The standard library offers std::copy, which can be seen as a generalization/generification of C's memcpy(). It also maintains the requirement of memcpy(), for the range [first, last) to be disjoint from the range [d_first , d_first + std::distance(first, last)); otherwise we have undefined behavior.
My question: Is there a generic version of std::memmove (i.e. which doesn't make that requirement and would typically be implemented using a temporary buffer)? If not, how come?
C++ doesn't have drop in replacements for memcpy and memmove.
For non-overlapping ranges usually std::copy is used, but std::copy_backwards can also be used.
For overlapping ranges you need to use std::copy or std::copy_backwards depending on the nature of the overlap.
Also for copy-expensive objects std::move (<algorithm>) and std::move_backward respectively can be used instead if the original objects don't need to keep their value.
template< class InputIt, class OutputIt > OutputIt copy( InputIt first, InputIt last, OutputIt d_first );Copies the elements in the range, defined by [first, last), to another range beginning at d_first.
Copies all elements in the range [first, last) starting from first and proceeding to last - 1. The behavior is undefined if d_first is within the range [first, last). In this case, std::copy_backward may be used instead.
Notes
When copying overlapping ranges, std::copy is appropriate when copying to the left (beginning of the destination range is outside the source range) while std::copy_backward is appropriate when copying to the right (end of the destination range is outside the source range).
template< class BidirIt1, class BidirIt2 > BidirIt2 copy_backward( BidirIt1 first, BidirIt1 last, BidirIt2 d_last );Copies the elements from the range, defined by [first, last), to another range ending at d_last. The elements are copied in reverse order (the last element is copied first), but their relative order is preserved.

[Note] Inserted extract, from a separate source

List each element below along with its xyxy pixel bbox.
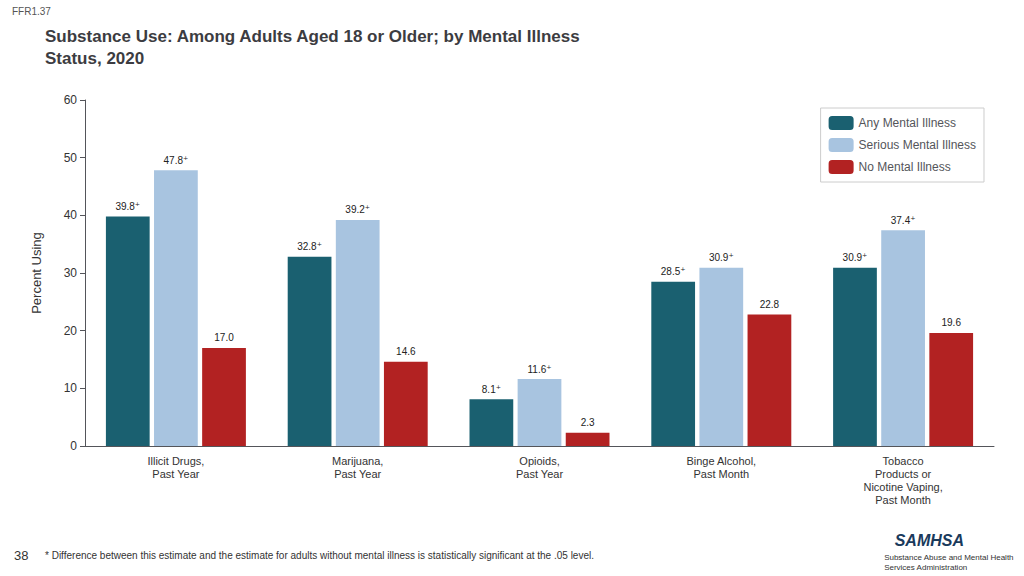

The behavior is undefined if d_last is within (first, last]. std::copy must be used instead of std::copy_backward in that case.
Notes
When copying overlapping ranges, std::copy is appropriate when copying to the left (beginning of the destination range is outside the source range) while std::copy_backward is appropriate when copying to the right (end of the destination range is outside the source range).